It’s been an odd six months for Gran Tierra Energy (TSX:GTE)(NYSE:GTE). Shares are down 35% from September highs of $5, yet the company’s fundamentals continue to impress. So, while the stock hovers around decade-long lows, investors keep seeing headlines like this: “Gran Tierra Energy hits record production growth, expects more in 2019.”
At a time of impressive profitability and production, why is Gran Tierra trading like a bankruptcy candidate? Is insolvency an actual possibility in 2019?
Gran Tierra has always been a story of risk expectations
Recent exogenous events have increased the complexity of Gran Tierra’s investment story. In October, one of the company’s pipelines in Columbia was the target of an explosion, causing an oil spill and subsequent fire.
According to Reuters, “Colombia’s oil infrastructure is often the target of attacks by leftist guerrillas and other armed groups.” Political instability has, over the last decade, created severe volatility for Gran Tierra. Since 2009, 100% gains and 50% drops have been fairly typical for the company’s stock price.
At least historically, political tensions have always created terrific buying opportunities for Gran Tierra shares — as long as the fundamentals were able to support a comeback. Today, the fundamentals have seldom been better.
In 2018, the company expects to produce roughly $440 million in cash flow.

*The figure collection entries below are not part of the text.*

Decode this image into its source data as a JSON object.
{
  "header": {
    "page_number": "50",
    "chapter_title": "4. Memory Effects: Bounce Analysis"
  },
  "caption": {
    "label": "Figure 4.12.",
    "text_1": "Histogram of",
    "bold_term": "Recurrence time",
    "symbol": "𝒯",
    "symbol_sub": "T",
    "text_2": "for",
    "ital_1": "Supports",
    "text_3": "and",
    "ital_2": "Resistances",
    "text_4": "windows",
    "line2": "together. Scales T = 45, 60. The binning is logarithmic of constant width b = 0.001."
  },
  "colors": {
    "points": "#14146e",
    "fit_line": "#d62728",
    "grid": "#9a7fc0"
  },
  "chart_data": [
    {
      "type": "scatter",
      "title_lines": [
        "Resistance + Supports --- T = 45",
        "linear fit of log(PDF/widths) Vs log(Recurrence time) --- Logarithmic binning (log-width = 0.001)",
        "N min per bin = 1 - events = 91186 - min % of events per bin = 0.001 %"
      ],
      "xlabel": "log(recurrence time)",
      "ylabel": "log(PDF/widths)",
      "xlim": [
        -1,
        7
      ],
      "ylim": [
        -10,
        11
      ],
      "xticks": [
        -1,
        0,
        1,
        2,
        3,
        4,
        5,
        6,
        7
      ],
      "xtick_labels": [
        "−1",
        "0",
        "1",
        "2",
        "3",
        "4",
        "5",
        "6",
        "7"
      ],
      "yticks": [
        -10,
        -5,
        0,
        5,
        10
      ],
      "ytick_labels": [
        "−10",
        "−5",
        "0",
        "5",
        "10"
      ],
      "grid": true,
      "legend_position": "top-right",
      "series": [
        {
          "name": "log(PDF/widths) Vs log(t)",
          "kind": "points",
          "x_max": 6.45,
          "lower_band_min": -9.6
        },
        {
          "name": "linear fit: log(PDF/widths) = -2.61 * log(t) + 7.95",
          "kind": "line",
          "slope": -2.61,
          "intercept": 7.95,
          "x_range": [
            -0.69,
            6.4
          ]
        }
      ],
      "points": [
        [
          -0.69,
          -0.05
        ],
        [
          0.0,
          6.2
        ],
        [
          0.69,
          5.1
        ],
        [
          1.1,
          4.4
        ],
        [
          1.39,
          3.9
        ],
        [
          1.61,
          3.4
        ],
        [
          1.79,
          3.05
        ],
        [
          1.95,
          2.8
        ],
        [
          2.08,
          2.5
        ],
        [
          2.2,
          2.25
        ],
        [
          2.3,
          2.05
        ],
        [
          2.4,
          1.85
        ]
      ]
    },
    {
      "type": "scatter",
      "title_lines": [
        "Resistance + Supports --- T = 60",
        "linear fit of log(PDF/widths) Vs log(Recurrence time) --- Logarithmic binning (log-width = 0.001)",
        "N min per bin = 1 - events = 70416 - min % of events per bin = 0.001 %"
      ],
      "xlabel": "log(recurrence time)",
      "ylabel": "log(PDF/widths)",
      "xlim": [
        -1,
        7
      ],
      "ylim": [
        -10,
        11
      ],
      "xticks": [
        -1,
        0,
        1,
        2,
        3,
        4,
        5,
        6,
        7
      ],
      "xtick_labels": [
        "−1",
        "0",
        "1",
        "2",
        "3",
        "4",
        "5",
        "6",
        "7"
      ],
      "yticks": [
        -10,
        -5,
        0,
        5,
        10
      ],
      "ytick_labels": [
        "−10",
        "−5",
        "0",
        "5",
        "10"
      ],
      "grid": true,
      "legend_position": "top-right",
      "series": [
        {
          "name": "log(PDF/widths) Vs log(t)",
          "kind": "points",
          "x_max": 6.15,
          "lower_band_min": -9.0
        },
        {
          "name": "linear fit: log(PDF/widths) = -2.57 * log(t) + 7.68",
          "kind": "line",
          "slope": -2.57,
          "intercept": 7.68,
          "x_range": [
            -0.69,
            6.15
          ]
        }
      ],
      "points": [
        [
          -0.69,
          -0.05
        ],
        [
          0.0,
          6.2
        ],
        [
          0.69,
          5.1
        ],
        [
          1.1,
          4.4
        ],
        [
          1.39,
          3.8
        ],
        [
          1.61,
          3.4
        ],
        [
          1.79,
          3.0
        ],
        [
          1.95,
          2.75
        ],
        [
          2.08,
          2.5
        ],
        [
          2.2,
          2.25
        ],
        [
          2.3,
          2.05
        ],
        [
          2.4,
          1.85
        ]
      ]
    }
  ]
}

By 2019, management expects cash flow to rise to $480 million. With a market cap of just $1.2 billion, Gran Tierra currently trades at less than three times this year’s cash flow. Impressively, these results have been achieved with very little leverage. By the end of 2018, the company had just $420 million in net debt, significantly less than many of its peers.
Unless there’s a systemic effort to destroy Gran Tierra’s asset base, bankruptcy isn’t in the cards for 2019.
A healthy business at bankruptcy prices
Let’s do some math to figure out what Gran Tierra’s share price should be, minus the political tensions.
A reserve is considered “proved” if 90% or more of the resource is both recoverable and economically profitable. Companies typically separate their reporting into P1 reserves and P2 reserves. P1 reserves are more conservative and include only fully “proved” reserves. P2 reserves are more comprehensive, as they include both “proved” and “probable” reserves but make some extra assumptions.
Using a 10% discount rate, Gran Tierra’s P1 reserves have a current value of $1.9 billion. Subtracting the firm’s roughly $400 million in net debt results in a value of $1.5 billion, 25% more than the current share price. So, using the most conservative estimates available, shares appear underpriced.
Including “probable” reserves widens the discount further. Using P2 reserves, Gran Tierra’s reserve base is worth about $3.4 billion. After accounting for net debt, that values the company at $3 billion, nearly three times the current share price!
It’s difficult to justify Gran Tierra’s discounted valuation without considering external pressures. When political unrest takes a temporary backseat, expect Gran Tierra’s share price to recover strongly. History suggests this comeback could come rather suddenly.